DynamoDB Auto Scaling

  1. Navigate to the DynamoDB service.
  2. Click Tables
  3. Click the LinuxAcademy table name
  4. On the Capacity tab, click the checkbox to enable Read capacity and Write capacity.
    • Check the checkbox for Same settings as read capacity
    • Set Target utilization to 50%
  5. Select the checkbox for Existing role with pre-defined policies
    • Type cfst and select the Scaling Role option
  6. Click Save

Configure SNS Topic

  1. Right-click the existing DynamoDB tab in your browser and choose Duplicate to open a new tab.
  2. Navigate to the Simple Notification Service
  3. Click Get Started
  4. Click Create topic
    • Name: DynamoASG
    • Click Create topic
  5. Back in the DynamoDB service tab, click the Alarms tab
  6. Click Create alarm
    • SNS Topic: DynamoASG
    • Whenever: Consumed read capacity
    • Is: >= 50
    • Click Create Alarm

Demonstrating Auto Scaling is not enabled automatically

  1. Click Create new table
    • Table name: testASG
    • Primary key: testASG
    • Click Create
  2. Auto Scaling can not be enabled by default.

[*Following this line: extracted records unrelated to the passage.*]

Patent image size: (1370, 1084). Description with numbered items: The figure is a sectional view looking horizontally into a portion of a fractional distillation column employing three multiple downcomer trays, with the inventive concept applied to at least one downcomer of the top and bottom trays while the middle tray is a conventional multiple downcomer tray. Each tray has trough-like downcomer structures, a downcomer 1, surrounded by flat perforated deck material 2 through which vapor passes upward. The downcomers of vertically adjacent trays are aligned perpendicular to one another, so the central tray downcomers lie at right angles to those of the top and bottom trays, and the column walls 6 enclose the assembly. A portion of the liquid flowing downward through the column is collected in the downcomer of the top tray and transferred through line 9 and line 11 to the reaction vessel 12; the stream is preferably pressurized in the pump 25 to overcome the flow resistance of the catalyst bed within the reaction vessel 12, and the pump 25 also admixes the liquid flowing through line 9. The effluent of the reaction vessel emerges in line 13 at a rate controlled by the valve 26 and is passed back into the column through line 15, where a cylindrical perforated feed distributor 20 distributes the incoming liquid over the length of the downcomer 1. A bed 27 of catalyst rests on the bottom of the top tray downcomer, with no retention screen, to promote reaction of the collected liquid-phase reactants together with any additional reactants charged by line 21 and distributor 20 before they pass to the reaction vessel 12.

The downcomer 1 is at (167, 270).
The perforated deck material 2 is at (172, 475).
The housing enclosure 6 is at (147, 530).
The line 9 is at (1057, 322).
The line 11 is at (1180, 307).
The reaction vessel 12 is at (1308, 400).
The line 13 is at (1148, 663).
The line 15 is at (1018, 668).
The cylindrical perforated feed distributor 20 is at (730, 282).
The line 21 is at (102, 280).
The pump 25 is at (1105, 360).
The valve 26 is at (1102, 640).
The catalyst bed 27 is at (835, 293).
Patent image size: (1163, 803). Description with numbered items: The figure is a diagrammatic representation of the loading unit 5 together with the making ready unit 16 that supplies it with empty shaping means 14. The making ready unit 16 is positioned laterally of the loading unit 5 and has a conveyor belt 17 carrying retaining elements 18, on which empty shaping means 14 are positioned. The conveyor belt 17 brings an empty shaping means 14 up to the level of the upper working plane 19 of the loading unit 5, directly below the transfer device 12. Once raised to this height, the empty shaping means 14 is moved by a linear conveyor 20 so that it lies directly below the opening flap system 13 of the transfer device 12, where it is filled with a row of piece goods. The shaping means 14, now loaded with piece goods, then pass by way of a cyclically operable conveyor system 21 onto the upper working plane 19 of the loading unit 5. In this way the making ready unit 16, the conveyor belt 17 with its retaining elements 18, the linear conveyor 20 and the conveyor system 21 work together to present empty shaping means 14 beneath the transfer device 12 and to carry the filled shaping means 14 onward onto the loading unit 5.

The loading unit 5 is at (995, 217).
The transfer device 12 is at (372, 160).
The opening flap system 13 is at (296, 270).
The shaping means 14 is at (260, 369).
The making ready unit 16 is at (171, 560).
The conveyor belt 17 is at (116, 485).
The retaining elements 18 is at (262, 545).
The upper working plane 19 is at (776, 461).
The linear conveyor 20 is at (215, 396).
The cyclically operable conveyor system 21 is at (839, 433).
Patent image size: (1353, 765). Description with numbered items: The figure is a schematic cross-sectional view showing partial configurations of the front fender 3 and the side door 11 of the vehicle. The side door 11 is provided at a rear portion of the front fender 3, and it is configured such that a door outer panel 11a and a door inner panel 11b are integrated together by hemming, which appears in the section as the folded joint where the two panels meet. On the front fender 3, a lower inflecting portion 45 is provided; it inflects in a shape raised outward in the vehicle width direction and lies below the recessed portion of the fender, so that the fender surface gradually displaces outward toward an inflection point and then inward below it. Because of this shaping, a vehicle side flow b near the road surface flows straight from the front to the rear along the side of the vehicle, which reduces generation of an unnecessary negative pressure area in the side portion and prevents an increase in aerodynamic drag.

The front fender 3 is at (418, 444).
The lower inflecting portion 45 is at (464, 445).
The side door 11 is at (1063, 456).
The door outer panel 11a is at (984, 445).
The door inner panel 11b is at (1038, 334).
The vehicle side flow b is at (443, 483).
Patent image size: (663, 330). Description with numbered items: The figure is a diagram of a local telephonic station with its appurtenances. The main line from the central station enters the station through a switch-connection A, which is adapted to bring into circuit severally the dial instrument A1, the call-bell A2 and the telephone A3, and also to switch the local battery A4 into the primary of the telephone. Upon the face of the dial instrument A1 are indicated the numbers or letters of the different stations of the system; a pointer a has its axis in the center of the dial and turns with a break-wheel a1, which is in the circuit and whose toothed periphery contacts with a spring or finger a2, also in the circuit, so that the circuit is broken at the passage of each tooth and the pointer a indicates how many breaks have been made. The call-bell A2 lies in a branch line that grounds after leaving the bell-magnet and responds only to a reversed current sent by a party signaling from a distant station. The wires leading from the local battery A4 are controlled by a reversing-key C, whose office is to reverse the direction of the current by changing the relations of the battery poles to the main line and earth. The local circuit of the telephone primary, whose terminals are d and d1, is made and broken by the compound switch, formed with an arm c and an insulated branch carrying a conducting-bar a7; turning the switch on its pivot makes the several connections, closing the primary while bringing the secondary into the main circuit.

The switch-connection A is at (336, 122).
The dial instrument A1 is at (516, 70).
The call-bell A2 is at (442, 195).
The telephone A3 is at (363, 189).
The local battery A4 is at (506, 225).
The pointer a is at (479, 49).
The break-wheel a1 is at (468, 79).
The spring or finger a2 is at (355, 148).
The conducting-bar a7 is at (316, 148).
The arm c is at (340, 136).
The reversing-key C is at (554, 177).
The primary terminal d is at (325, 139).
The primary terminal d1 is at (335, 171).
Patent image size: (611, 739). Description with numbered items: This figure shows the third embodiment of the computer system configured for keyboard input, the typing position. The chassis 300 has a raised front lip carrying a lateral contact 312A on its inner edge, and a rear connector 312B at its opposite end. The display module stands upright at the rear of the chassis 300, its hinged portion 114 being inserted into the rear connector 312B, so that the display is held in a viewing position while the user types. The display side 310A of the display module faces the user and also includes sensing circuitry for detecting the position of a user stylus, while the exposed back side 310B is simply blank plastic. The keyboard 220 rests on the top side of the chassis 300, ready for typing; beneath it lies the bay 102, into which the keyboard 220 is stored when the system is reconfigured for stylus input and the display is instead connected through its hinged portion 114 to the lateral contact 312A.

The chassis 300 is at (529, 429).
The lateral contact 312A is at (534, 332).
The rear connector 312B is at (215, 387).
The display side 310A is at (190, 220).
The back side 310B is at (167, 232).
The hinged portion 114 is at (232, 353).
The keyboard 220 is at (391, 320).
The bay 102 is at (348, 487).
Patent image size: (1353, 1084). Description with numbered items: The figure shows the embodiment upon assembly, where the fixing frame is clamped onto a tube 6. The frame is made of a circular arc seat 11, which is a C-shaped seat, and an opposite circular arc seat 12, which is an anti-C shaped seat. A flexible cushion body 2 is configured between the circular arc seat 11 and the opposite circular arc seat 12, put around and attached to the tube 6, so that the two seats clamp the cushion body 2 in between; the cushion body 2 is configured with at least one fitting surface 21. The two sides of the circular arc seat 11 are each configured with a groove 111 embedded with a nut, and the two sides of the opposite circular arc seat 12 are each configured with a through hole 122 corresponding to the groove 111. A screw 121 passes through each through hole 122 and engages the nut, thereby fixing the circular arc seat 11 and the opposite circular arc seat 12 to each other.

We can, however, enable Auto Scaling after the table is created.

Check for S3 Folder from Data Pipeline Export

Once our Data Pipeline has changed to a FINISHED state:

  1. From the AWS Management Console Dashboard go in to S3.
    • Click on the S3 Bucket.
    • Verify that 2 folders have been created.

Conclusion

Congratulations, you've completed this hands-on lab!